A far-right Israeli member of the Knesset entered the al-Aqsa Mosque compound in occupied East Jerusalem on Sunday, witnesses said, as Israeli forces continue to restrict the entry of Palestinians into the holy site.
An AFP photographer said MK Moshe Feiglin visited the compound in East Jerusalem’s Old City on Sunday, only a couple of days after Israeli mayor Nir Barkat forced his way into al-Aqsa under heavy police protection.
Feiglin is a hard-line member of Israeli Prime Minister Benjamin Netanyahu’s right wing Likud bloc and a leading advocate for increased Zionist access to the al-Aqsa Mosque compound.
Meanwhile, men and women under 40 have been banned from entering the mosque since dawn prayer at around 4:30 am, witnesses told Ma’an News Agency. Several employees of the Ministry of Endowment who work inside the compound, in addition to students there, were also denied entry by Israeli police officers.
On Saturday night, Palestinian protesters clashed again with Israeli around East Jerusalem.
Seventeen Palestinian protesters were detained in the renewed clashes, police spokeswoman Luba Samri said, raising to 111 the number arrested in protests since October 22.
In recent months, groups of extremist Zionist settlers – often accompanied by Israeli security forces – have repeatedly forced their way the al-Aqsa Mosque complex.
The frequent violations anger Palestinians and occasionally lead to violent confrontations.
For Muslims, al-Aqsa represents the world’s third holiest site.

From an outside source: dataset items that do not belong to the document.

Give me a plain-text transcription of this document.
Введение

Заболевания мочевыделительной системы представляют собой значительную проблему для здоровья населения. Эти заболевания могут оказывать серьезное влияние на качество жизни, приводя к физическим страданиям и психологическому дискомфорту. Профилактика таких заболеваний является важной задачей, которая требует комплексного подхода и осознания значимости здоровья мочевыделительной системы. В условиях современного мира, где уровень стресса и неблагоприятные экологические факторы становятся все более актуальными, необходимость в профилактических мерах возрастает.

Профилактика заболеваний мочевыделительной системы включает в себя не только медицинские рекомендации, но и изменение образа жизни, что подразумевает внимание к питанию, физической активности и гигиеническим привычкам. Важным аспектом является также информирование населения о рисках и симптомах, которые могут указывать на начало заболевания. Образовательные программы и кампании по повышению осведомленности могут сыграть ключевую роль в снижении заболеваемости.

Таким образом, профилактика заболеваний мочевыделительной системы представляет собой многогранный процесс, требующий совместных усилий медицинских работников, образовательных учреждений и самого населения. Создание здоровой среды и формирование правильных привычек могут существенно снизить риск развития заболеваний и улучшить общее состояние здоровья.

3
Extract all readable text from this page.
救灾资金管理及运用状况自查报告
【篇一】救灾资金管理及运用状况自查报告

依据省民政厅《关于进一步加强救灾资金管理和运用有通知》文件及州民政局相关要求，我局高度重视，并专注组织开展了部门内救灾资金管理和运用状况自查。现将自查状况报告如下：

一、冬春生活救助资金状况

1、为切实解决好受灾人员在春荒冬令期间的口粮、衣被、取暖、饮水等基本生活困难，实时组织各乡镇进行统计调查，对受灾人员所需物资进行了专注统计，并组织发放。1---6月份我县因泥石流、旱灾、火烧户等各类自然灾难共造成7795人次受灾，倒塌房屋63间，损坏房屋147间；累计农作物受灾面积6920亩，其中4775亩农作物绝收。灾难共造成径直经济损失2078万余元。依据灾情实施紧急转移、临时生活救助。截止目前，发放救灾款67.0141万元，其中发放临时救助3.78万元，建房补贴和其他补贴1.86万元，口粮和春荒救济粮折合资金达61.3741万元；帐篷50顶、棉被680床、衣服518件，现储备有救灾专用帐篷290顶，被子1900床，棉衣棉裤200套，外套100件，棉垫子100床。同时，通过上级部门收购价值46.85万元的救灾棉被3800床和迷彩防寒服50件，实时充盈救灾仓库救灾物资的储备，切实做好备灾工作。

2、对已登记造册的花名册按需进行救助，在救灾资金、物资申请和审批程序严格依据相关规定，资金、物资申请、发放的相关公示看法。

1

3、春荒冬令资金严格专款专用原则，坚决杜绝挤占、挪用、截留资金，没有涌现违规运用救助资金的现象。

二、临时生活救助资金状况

Housing Minister Uri Ariel on Sunday joined in calls for Israel to change the status quo by allowing Jews not only to visit the compound but also to pray there.
“Jews must be allowed to pray on the Temple Mount. There is enough room for everybody,” he argued, using the Jewish name.
Netanyahu, who has repeatedly said he has no intention to change the status quo, on Saturday urged the far right to act “responsibly” in the face of mounting tensions.
Since Israel occupied East Jerusalem in 1967, an agreement with Jordan has maintained that Jewish prayer be allowed at the Western Wall plaza – built on the site of a Palestinian neighborhood of 800 that was destroyed immediately following the conquest – but not inside the al-Aqsa mosque compound itself.
As Israel continues to restrict the entry of Palestinian worshipers into al-Aqsa for the sixth week in a row,
On Thursday, Israeli authorities closed al-Aqsa to all visitors after Palestinian youths clashed with forces following the fatal assassination of Muataz Hijazi, a Palestinian suspected of attempting to murder hardline Zionist rabbi Yehuda Glick.
Though, Israeli authorities, under pressure, reopened al-Aqsa on Friday, they deployed hundreds of additional forces in and around the site and denied Palestinians under 50 entry.
Israel occupied East Jerusalem during the 1967 Middle East War. It later annexed the holy city in 1980, claiming it as the capital of the self-proclaimed Zionist state – a move never recognized by the international community.
In September 2000, a visit to the site by controversial Israeli leader Ariel Sharon sparked what later became known as the “Second Intifada” – a popular uprising against the Israeli occupation in which thousands of Palestinians were killed.